I have just started reading “the myhts of innovation” by Scott Berkum and Ron Bieber has just posted a great post titled “Agile, Lean, or Common Sense and Permission To Change?”. I have spent a fair amount of time talking with Ron and others about change.
I find Ron’s point interesting:
What Semler’s story shows me is that if people are given the freedom to work the way that is most effective, they will. More than that, if you invest in them with trust, they will want to do these things as their commitment to the company will obviously go up based on how they feel they are treated.
Semler essentially created a self optimizing system, the people are the company. The employees of Semler’s company were changing and they were also the direct recipients of the outcome of each change. The organization and the people were one in the same, so positive and negative outcomes on the organization were positive and negative outcmes for the people.
Then Ron asks:
Is methodology and process really the answer, or is it deeper than that? Is it the way we treat employees that cause inefficiencies?
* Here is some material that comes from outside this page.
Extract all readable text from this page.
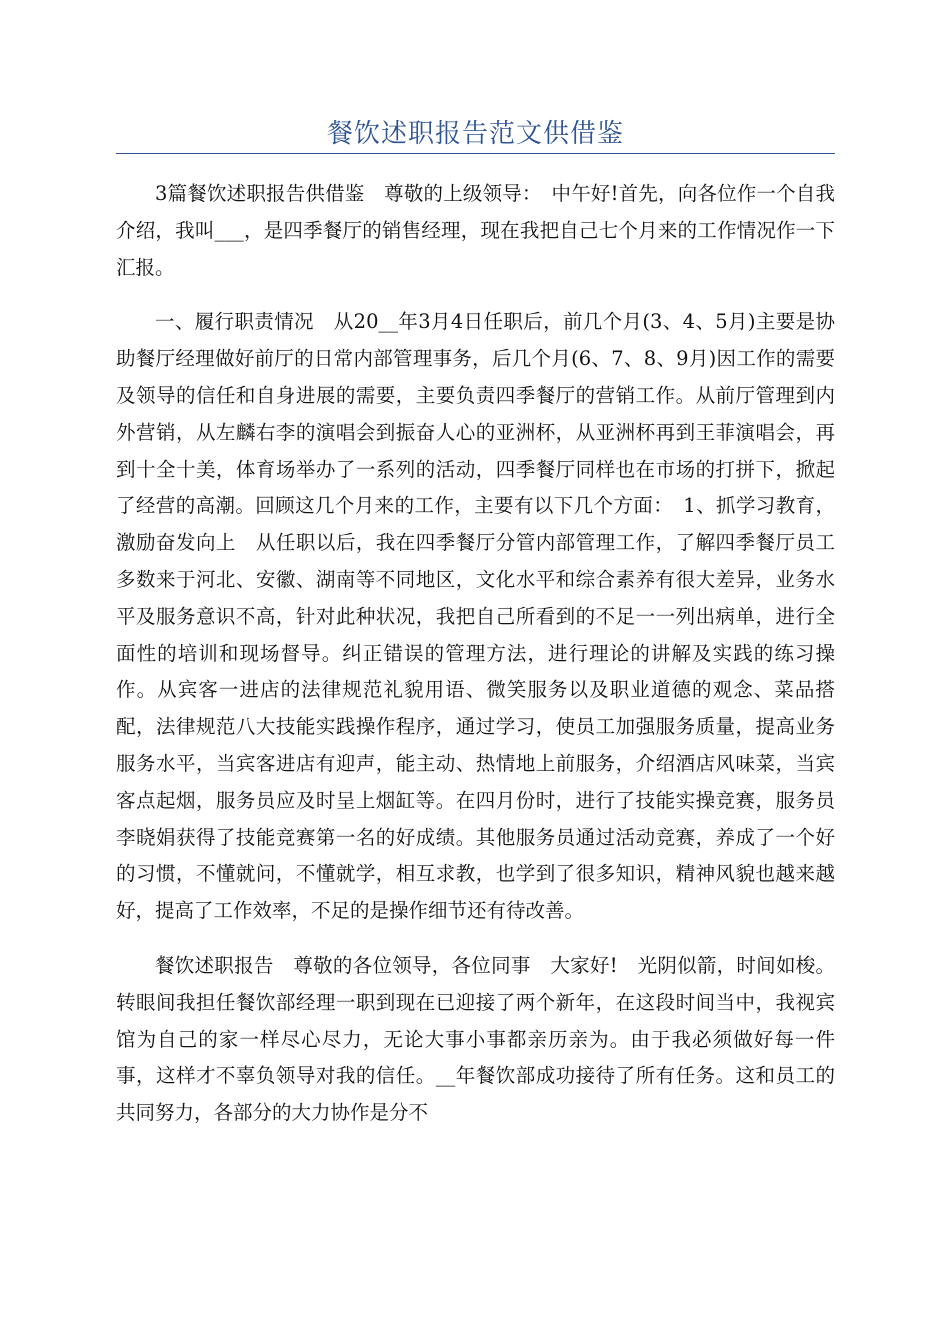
餐饮述职报告范文供借鉴

3篇餐饮述职报告供借鉴　尊敬的上级领导：　中午好!首先，向各位作一个自我介绍，我叫___，是四季餐厅的销售经理，现在我把自己七个月来的工作情况作一下汇报。

一、履行职责情况　从20__年3月4日任职后，前几个月(3、4、5月)主要是协助餐厅经理做好前厅的日常内部管理事务，后几个月(6、7、8、9月)因工作的需要及领导的信任和自身进展的需要，主要负责四季餐厅的营销工作。从前厅管理到内外营销，从左麟右李的演唱会到振奋人心的亚洲杯，从亚洲杯再到王菲演唱会，再到十全十美，体育场举办了一系列的活动，四季餐厅同样也在市场的打拼下，掀起了经营的高潮。回顾这几个月来的工作，主要有以下几个方面：　1、抓学习教育，激励奋发向上　从任职以后，我在四季餐厅分管内部管理工作，了解四季餐厅员工多数来于河北、安徽、湖南等不同地区，文化水平和综合素养有很大差异，业务水平及服务意识不高，针对此种状况，我把自己所看到的不足一一列出病单，进行全面性的培训和现场督导。纠正错误的管理方法，进行理论的讲解及实践的练习操作。从宾客一进店的法律规范礼貌用语、微笑服务以及职业道德的观念、菜品搭配，法律规范八大技能实践操作程序，通过学习，使员工加强服务质量，提高业务服务水平，当宾客进店有迎声，能主动、热情地上前服务，介绍酒店风味菜，当宾客点起烟，服务员应及时呈上烟缸等。在四月份时，进行了技能实操竞赛，服务员李晓娟获得了技能竞赛第一名的好成绩。其他服务员通过活动竞赛，养成了一个好的习惯，不懂就问，不懂就学，相互求教，也学到了很多知识，精神风貌也越来越好，提高了工作效率，不足的是操作细节还有待改善。

餐饮述职报告　尊敬的各位领导，各位同事　大家好!　光阴似箭，时间如梭。转眼间我担任餐饮部经理一职到现在已迎接了两个新年，在这段时间当中，我视宾馆为自己的家一样尽心尽力，无论大事小事都亲历亲为。由于我必须做好每一件事，这样才不辜负领导对我的信任。__年餐饮部成功接待了所有任务。这和员工的共同努力，各部分的大力协作是分不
The reality is that most corporations, their people and some of their processes are not one in the same. This lack of alignment is due in my mind to the many complex factors that are symptoms of the “Corporation” even more challenging the “Public Corporation”. Hence, Methodologies are needed to be the proxies, the translators, the enzymes that allow groups of people and even processes to create environments were effective and efficient change can occur. Getting people that are willing to change, then giving them permission to change, and giving them ownership of the outcome of their changes will create an environment where the system optimizes for the benefit of the group.
The reality we face is that most leaders of corporations are not skilled at finding the right people, and are not comfortable giving people the permission to change beyond the permissions traditionally “allowed” within corporations. This is why there exists an “Innovators Dilema”, why GM still makes ugly and crappy cars, why NASA still uses the space shuttle, why leaders in companies have stupid metrics for innovation and why we need methodologies. They create safe areas within organizations where people can change and own the outcome. Some organizations cannot even create enough change to adopt these methodologies.
Great things do not come from doing nothing or that same old thing.